I am in the middle of rearranging our bookshelves and making them more leadership style. I am also going through our endless binders and getting rid of ones we don't absolutely have to have. I have given boxes of books away to the local charity so that the only ones on our shelves are the ones I love, or are hoping to fall in love with. Many of them are ones I have not read yet but I think they will be good so I am keeping them until I can find out.

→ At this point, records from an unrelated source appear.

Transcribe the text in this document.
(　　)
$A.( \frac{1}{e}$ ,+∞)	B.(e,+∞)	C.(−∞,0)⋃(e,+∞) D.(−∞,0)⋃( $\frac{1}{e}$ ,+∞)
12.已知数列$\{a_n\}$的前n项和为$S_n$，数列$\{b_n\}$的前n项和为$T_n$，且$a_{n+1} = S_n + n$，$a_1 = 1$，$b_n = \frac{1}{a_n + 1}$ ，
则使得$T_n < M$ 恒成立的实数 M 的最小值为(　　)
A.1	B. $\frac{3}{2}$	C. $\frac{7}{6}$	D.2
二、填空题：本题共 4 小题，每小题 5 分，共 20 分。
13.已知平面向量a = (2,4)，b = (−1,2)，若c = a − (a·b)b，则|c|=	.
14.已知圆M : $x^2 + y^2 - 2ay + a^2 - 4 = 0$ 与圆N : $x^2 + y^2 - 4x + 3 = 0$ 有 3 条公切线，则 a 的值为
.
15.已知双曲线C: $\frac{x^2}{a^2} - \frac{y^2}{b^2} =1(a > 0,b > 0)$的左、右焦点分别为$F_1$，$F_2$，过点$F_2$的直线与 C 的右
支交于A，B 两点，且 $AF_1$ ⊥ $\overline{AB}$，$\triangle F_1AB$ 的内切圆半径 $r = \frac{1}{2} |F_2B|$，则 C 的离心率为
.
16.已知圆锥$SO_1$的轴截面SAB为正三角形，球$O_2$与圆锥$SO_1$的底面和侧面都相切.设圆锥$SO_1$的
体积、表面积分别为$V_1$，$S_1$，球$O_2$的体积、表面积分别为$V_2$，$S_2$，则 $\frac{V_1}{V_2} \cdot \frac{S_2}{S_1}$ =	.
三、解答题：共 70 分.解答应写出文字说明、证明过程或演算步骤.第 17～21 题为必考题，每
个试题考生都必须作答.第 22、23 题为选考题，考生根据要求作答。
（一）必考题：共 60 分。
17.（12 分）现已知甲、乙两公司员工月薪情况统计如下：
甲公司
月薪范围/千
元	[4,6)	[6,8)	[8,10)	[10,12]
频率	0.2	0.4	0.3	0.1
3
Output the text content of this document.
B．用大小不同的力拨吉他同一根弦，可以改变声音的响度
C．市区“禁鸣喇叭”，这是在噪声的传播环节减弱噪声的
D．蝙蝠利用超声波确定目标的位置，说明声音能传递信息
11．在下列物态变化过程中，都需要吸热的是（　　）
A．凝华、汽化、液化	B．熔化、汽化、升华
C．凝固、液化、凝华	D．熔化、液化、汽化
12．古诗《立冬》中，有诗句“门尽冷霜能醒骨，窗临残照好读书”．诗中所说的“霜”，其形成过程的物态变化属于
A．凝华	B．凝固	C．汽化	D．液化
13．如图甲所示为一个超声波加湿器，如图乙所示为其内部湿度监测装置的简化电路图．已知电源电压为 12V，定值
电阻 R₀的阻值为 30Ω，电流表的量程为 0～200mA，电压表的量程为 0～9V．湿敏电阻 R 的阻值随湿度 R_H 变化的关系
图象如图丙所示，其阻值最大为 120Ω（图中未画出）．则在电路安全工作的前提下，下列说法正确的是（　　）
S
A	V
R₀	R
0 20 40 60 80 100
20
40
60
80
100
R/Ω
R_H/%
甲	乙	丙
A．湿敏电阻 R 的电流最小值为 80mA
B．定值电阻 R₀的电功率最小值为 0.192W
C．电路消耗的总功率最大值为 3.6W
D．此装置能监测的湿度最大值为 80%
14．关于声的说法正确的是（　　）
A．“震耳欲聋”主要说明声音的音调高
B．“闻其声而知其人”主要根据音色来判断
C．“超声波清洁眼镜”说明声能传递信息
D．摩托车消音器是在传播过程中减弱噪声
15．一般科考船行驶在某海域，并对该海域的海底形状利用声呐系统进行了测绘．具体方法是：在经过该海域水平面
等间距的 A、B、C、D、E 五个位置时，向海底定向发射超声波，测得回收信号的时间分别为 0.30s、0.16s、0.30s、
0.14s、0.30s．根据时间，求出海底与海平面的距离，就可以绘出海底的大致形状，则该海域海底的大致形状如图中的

I have been reading about fishing for trout. We have not had any luck yet so I am thinking that it is not the lack of luck we are having but a lack of knowledge. When I was a kid I remember doing fine with fishing but I think that was because my Dad knew what he was doing - not me. I quizzed my Father-in-Law out of what he knew so I have a beginning now. I found out that my leaders were made of too heavy a line, and that I was fishing the wrong spots in the stream. I bought some new fishing tackle and am making new leaders in the new way that I have learned.
Extra Chores
For years we have had a system of myself giving extra chores to those who chose not to follow the rules of the house. My nine year old Cody came up with an idea to take it even further which has been so fun and wonderful. I typed up all of the deep cleaning chores for our house in a large font, printed them out, had my 7 year old Tyler cut them up into strips, and put them in a jar. I also made a list of prizes that I was willing to give out. I listed back rub, dollar towards fishing lure, 30 minutes t.v., cup of juice, popsicle, and $1.00. I copied these several times, and also had them cut into strips and put into a separate jar. Now when my kids want a prize they take a slip of paper that has been crunched up from the CHORES jar and do the chore. When I have passed off that it has been done well(according to their age and ability), they can choose another slip of crunched up paper from the PRIZE jar. When a rule is broken I have a jar full of chores for them to take from. It works well to get my deep cleaning done and is teaching them how to do household cleaning, and that if they disobey a rule they will have an immediate consequence. I typed the lists so that when each chore is done the slip of paper is torn and thrown away. Then when the jar is empty and the deep cleaning done, I print the list and start over again.